Whether or not their strategy has overfit the data it has been tested on should be one of the biggest concerns of any quantitative trader. Overfit strategies will appear to be extremely profitable on the backtesting data, only to fall apart when traded on out-of-sample data. This can lead the the implosion of many young trading accounts.
Andrea from Math Trading wrote an outside-the-box post where he discussed applying techniques from the Machine Learning field in order to explore how the features of a trading strategy related to how overfit the strategy was.
In her post, Andrea suggests that trading algorithms are simple a form of artificial intelligence applied to price action. He also explains that the more features that are added to a strategy, the more likely it is to overfit the data it is being tested on.
Building on that idea, he suggests that the features used in a strategy affect different strategies differently. This means that there is a dynamics issue involved as well, so we can’t assume that any system feature will always have the same impact on overfitting.
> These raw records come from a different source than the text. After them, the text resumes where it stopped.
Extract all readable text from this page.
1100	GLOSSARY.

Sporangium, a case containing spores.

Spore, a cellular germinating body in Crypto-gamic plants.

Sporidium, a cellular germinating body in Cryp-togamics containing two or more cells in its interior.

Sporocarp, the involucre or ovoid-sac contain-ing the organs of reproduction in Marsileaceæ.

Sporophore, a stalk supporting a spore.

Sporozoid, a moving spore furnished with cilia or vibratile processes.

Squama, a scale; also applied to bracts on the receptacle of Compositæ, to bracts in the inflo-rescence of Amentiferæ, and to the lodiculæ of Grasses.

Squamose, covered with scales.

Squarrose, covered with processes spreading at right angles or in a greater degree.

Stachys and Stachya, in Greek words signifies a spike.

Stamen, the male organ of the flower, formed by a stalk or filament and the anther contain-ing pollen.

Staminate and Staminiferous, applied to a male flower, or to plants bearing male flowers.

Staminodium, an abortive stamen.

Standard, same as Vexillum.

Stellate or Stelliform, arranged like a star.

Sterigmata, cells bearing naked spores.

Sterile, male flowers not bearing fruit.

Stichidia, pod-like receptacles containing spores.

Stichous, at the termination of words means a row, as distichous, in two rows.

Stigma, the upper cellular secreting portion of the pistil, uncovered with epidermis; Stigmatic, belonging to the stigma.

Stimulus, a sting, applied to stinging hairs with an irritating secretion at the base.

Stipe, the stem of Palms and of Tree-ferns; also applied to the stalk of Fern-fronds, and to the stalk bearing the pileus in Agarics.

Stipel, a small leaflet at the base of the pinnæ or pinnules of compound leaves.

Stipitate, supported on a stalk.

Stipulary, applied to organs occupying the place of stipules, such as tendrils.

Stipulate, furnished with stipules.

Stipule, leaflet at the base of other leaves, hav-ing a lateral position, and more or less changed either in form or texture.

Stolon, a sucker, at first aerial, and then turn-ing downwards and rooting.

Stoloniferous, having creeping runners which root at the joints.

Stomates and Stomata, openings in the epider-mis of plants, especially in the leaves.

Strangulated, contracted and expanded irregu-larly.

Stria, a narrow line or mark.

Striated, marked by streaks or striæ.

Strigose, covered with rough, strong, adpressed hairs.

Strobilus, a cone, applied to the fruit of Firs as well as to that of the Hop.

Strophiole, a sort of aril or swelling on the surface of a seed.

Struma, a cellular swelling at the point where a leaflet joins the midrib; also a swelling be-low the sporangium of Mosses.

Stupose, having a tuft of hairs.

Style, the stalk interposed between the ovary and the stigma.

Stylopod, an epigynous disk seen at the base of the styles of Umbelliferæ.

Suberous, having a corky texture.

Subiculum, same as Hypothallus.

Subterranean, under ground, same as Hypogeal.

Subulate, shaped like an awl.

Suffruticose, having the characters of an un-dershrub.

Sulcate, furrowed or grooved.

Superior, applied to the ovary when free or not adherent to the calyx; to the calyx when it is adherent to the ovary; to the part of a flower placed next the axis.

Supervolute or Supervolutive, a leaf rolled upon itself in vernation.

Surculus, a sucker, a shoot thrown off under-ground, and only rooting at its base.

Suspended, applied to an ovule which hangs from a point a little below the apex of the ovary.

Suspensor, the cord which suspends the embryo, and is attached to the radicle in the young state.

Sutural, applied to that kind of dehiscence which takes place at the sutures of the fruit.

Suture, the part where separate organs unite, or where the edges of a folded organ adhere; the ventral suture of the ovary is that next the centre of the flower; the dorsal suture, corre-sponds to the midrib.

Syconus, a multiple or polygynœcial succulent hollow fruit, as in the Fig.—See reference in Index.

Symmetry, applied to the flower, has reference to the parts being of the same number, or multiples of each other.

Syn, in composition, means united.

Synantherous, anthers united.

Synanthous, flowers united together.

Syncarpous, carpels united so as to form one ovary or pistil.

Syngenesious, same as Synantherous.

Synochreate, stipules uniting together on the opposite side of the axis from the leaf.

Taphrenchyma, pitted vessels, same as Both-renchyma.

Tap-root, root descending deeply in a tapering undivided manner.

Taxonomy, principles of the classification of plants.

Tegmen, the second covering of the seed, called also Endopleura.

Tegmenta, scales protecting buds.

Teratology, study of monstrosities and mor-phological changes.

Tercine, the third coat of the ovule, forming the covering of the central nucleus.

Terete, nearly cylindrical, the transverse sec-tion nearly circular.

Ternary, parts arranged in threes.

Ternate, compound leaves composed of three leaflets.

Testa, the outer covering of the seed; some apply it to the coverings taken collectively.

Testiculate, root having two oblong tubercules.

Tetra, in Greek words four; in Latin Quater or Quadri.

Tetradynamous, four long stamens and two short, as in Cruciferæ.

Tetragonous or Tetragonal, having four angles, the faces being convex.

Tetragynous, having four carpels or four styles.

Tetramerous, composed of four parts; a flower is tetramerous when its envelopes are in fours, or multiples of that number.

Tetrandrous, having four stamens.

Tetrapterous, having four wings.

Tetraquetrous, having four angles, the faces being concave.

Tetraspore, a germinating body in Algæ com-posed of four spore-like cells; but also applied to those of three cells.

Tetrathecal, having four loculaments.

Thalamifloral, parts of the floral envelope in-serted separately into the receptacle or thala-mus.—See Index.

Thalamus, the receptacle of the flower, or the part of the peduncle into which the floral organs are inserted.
He explains that Machine Learning techniques can be applied to help out with these judgements.
Andrea’s Real World Example
The real world example that Andrea uses to explain this idea is a sporting goods store in Australia. He suggests that because Australian consumers are big fans of watersports, spring and summer would be their best seasons for sales. That basic idea makes sense.
He explains that this seasonal approach would have less predictive power on a sporting good store located in the United States, where there are a number of popular sports in every season of the year. Therefore, the same predictive feature would have dramatically different results based on environment.
Trading System Example
To apply this idea to trading strategies, Andrea uses the rather obvious example of trailing stops. He explains that trailing stops generally work well when they are used in trend following strategies. Those same trailing stops have a much different effect when they are applied to mean reversion strategies.
Because trailing stops work differently in these different situations, we cannot determine that they are either good or bad for overfitting data. They have to be considered with respect to the strategy that they are being used in.
After explaining how different features can impact different strategies in different ways, Andrea suggests that there are a few papers in the Machine Learning field that could help to guide our thinking on this topic.